Pour l’instant, du côté des modérés, on ne condamne pas, loin de là, cette initiative d’union de Corsica Libera, même si on la trouve, pour l’instant, très prématurée. « Nous ne sommes fermés à rien » dit-on de leur côté. « Mais nous avons largement le temps d’aborder cette question-là. Nous sommes en 2011 et les prochaines élections n’ont lieu qu’en 2014. L’union n’est pas impossible mais il faudra d’abord régler un certain nombre de questions concernant notamment la violence, l’indépendance, la stratégie de rupture, etc. Et surtout que cette union ne se limite pas à un rassemblement nationalo-nationaliste ». En effet, les modérés tiennent absolument à ratisser large, ce qu’une union avec les radicaux pourrait pénaliser. Ils pensent par ailleurs, sans vouloir le dire publiquement, que l’initiative de Corsica Libera est avant tout à usage interne et une tentative de récupération, à leur profit, des résultats obtenus par les modérés. « Attention, également, au repli identitaire » dit un leader du PNC. « Sans oublier, ajoute-t-il, qu’en Corse, aujourd’hui, aucune famille politique n’a les moyens de gouverner seule la Collectivité et, par extension, la Corse ». « Par ailleurs « ajoute un responsable de la Chjama, il existe sans doute des différences entre nous à propos de nos conceptions de la communauté de destin. Est-ce que l’on doit fabriquer la Corse de cette communauté de destin, ou la Corse des nationalistes ? C’est une question de fond. Et puis il n’y a pas que l’Assemblée, il faut se poser des questions très concrètes en ce qui concerne les communes et la gestion quotidienne de leurs problèmes ».

« À Corte, notent les modérés, il ne s’agissait que d’une prise de contact et non d’un premier dialogue entre nous. Il ne faut pas brûler les étapes. Il faudra maintenant discuter et aborder tous les problèmes sans faire l’impasse sur nos différences. Et puis on verra… »

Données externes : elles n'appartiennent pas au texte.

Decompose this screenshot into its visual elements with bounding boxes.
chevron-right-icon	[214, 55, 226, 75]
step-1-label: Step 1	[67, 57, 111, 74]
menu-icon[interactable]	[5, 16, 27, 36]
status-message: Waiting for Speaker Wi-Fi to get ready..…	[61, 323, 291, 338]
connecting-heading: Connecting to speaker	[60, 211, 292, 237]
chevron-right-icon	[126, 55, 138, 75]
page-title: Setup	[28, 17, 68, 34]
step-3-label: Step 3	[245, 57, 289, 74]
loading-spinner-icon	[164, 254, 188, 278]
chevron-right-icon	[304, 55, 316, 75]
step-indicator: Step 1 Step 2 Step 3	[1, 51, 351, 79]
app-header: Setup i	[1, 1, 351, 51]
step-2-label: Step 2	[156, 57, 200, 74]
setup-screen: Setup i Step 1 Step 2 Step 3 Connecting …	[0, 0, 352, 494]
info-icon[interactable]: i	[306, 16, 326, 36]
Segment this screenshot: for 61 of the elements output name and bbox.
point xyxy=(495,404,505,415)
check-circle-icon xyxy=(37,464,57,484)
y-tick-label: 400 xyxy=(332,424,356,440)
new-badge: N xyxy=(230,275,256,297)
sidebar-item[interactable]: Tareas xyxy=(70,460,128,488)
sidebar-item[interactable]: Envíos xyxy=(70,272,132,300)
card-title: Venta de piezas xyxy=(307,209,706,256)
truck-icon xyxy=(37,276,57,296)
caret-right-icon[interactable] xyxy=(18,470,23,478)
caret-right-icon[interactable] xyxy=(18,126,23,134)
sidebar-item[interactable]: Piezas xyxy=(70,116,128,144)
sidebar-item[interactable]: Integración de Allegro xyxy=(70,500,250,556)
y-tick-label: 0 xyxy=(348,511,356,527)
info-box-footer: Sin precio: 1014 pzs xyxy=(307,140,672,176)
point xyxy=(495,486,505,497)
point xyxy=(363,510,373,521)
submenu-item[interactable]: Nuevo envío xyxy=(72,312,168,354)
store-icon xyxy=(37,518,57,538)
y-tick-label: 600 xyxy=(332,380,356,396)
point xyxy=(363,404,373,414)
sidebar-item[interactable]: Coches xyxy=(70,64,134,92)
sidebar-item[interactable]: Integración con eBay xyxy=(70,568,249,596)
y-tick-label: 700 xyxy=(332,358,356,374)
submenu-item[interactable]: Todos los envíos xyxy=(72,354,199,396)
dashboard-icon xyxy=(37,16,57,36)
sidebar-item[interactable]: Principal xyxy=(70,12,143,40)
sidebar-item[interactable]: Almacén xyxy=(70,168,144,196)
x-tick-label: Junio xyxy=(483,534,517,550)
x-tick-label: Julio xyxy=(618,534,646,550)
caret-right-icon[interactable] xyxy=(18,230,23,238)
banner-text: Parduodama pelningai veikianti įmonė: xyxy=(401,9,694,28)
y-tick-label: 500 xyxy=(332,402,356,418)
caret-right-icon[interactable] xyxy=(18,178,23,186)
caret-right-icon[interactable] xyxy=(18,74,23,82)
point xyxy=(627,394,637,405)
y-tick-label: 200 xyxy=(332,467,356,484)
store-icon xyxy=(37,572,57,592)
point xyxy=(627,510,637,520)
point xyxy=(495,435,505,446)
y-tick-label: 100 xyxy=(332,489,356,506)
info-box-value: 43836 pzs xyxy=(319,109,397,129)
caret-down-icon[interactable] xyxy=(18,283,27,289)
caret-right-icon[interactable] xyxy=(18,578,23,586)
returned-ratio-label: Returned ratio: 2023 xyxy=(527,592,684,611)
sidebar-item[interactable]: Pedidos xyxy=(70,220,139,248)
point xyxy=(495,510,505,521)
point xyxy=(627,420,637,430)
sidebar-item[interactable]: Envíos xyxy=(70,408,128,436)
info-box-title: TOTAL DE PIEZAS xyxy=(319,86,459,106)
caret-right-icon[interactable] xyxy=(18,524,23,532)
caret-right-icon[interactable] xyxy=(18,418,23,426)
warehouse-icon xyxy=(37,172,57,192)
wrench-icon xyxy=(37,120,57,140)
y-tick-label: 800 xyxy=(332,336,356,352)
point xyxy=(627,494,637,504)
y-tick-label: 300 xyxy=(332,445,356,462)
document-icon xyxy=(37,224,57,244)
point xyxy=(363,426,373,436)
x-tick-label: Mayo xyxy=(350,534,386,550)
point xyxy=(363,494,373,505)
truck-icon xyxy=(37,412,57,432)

Une prudence qui n’exclut pas un accord final entre nationalistes, mais qui le temporise grandement. D’autant que, si du côté de Corsica Libera on n’aura aucune peine à établir une liste pour un deuxième tour en 2014, il n’en sera pas de même du côté des modérés qui, on le sait, sont composés de plusieurs tendances qui défendront cher leurs places. On comprend alors leurs réticences, même si ce n’est qu’un problème parmi d’autres.

L’histoire réécrite

C’est sûr, ce n’est pas aussi caricatural que la propagande stalinienne qui, sur les photos historiques, effaçait les leaders déchus. Mais, sur les panneaux qui, cette année, illustraient les trente ans des journées de Corte, il y avait des manques : des clichés des premiers leaders nationalistes, des images de François Santoni et Rossi et surtout des informations sur la séquence de 1993 où le FLNC était venu revendiquer sous les applaudissements l’assassinat de Robert Sozzi. Interrogés, certains leaders de Corsica Libera expliquaient en souriant qu’il valait mieux oublier les mauvais moments. Les auteurs de l’expo affirmant : « Ce ne sont que des photos. On ne pouvait pas tout mettre… ». Ben voyons.